Ban, who had been initially selected for the post by the Security Council in October 2006, steps down on December 31. He was the first Asian head of the organization in 35 years.
Based on the UN’s unofficial regional rotation scheme, many analysts believe there is a good chance that the next UN chief will hail from Eastern Europe, which has not produced a secretary-general as of yet.
However, current tensions between Russia and Western permanent members over the conflict in Ukraine could potentially lead to a deadlock over an Eastern European nominee. In that case, one of the remaining candidates from non-Eastern European regions will assume the job.
The selection of the secretary-general is subject to the veto of any of the five permanent members of the Security Council including China, Russia, Britain, the United States and France.
The nominees for the position include five women, namely UNESCO Director-General Irina Bokova of Bulgaria; former Croatian FM Vesna Pusic; Moldova’s former FM Natalia Gherman; former New Zealand PM Helen Clark, who heads the UN Development Program; Argentinian FM Susana Malcorra and former UN climate chief Christiana Figueres of Costa Rica.

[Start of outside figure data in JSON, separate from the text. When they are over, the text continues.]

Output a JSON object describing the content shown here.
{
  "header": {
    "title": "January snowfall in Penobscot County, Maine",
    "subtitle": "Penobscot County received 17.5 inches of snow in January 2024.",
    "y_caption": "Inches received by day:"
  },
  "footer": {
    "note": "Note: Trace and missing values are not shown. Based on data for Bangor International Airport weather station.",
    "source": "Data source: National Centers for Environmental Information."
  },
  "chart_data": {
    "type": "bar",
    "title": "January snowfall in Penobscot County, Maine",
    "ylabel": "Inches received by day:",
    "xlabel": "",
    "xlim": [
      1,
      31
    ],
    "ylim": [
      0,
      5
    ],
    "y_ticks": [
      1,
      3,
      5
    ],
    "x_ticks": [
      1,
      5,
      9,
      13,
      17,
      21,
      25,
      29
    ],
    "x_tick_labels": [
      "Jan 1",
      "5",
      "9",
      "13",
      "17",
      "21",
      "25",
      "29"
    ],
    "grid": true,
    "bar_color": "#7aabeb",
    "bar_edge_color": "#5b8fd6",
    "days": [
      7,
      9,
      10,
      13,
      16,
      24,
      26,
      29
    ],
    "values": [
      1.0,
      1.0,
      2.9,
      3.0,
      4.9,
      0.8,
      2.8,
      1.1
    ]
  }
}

There are also five male candidates. They are Montenegro FM Igor Luksic; former Slovenian president Danilo Turk; former UN High Commissioner for Refugees Antonio Guterres, who is also a former Portuguese prime minister; former Serbian FM Vuk Jeremic; former Macedonian FM Srgjan Kerim and Slovak FM Miroslav Lajcak.
This photo shows a view of the United Nations General Assembly. (AFP photo)
The UN’s first official secretary-general was Trygve Lie from Norway who was appointed in February 1946 and stayed in the job until November 1952.
Lie was preceded by Gladwyn Jebb from the United Kingdom who served as the acting United Nations secretary-general from October 1945 to February 1946.
The second secretary-general was Sweden’s Dag Hammarskjold who stayed in office for eight years. He was followed by Asia’s U Thant from Burma who served for 10 years after his appointment in 1961 as the third secretary-general.
Kurt Waldheim from Austria took the office from 1972 to 1981. Javier Pérez de Cuéllar from Peru came after him, from 1982 to 1991. Egypt’s Boutros Boutros-Ghali served from 1992 to 1996.
And, Kofi Annan from the African country of Ghana served from 1997 to 2006, before South Korea’s Ban was appointed as the secretary-general of the world body.